The limits of single-thread performance and the demands of emerging applications have caused a shift toward increasingly concurrent and parallel software. For example, concurrency and parallelism unlock the performance and energy benefits of multi-core architectures and many domains like servers, mobile devices, and cloud applications require concurrency. Unfortunately, writing correct, reliable concurrent software is extremely difficult. In this talk, I will discuss my research on using architecture and system support to make programs easier to debug and less prone to failure.
First, I will present Recon, a new technique for concurrency debugging. Using a simple statistical model, Recon isolates and reconstructs the root cause of failures to help programmers understand their errors. With hardware support, Recon works efficiently even in production. In experiments with real, buggy programs (e.g., MySQL, Apache) we showed Recon reveals bug root causes with few – often 0 – false positives.

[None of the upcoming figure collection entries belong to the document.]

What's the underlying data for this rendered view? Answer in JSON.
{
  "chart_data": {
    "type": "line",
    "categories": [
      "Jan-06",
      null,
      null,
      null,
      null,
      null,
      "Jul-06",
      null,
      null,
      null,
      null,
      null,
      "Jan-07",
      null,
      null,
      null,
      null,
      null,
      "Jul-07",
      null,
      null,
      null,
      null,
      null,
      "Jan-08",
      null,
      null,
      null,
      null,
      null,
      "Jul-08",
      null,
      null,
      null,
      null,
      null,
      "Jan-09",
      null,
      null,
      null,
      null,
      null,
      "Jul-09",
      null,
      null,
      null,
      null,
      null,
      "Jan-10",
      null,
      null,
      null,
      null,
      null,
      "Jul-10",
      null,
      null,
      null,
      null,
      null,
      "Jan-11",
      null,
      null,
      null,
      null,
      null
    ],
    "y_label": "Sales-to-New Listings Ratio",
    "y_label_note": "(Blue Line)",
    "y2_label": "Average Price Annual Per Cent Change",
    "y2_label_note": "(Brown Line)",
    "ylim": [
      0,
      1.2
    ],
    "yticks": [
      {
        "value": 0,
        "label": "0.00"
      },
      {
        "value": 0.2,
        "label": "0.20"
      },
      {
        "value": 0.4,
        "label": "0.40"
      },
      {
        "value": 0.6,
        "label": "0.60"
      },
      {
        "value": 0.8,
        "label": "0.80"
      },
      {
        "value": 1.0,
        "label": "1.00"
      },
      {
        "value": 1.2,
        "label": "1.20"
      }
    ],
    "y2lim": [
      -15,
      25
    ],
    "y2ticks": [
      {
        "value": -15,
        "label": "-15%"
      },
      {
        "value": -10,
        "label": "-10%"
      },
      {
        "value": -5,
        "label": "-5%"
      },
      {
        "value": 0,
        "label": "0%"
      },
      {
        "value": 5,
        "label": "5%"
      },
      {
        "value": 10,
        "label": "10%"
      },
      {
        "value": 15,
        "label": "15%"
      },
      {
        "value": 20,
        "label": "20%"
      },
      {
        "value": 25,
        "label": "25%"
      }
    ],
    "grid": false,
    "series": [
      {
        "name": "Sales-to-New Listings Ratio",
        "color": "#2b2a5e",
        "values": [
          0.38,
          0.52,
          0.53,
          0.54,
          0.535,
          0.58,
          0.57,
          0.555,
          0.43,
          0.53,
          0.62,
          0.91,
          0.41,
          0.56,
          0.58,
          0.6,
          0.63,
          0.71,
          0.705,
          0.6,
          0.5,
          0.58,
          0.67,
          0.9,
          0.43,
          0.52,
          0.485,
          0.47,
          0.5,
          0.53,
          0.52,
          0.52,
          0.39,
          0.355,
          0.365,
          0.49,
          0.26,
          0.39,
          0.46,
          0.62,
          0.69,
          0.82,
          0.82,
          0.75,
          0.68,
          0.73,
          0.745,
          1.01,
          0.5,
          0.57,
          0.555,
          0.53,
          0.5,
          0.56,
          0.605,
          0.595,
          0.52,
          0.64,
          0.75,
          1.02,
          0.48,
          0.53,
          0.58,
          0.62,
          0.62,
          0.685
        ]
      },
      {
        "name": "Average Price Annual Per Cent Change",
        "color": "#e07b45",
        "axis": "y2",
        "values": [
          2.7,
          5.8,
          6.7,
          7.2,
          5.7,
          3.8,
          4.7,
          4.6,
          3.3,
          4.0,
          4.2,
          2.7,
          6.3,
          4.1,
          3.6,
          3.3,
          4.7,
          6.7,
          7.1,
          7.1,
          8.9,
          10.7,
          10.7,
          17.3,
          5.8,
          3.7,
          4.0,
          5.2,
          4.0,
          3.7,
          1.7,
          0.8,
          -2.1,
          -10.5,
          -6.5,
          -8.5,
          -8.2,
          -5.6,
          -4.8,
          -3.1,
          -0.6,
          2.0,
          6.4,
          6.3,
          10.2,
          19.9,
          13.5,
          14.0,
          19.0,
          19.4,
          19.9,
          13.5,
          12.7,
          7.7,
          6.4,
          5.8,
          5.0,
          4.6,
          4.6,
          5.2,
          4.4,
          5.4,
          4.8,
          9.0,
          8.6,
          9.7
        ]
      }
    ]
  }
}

Second, I will present Aviso, a new technique for avoiding failures in buggy concurrent programs. Aviso traces events as programs run. When an execution fails, Aviso uses the failing event trace and a statistical model to generate thread schedule constraints that prevent the same failure from occurring in the future. Collections of systems running Aviso can work cooperatively to find and share effective constraints. Our experiments with real software show that Aviso decreases failure rates by up to two orders of magnitude with performance overheads tolerable for production use.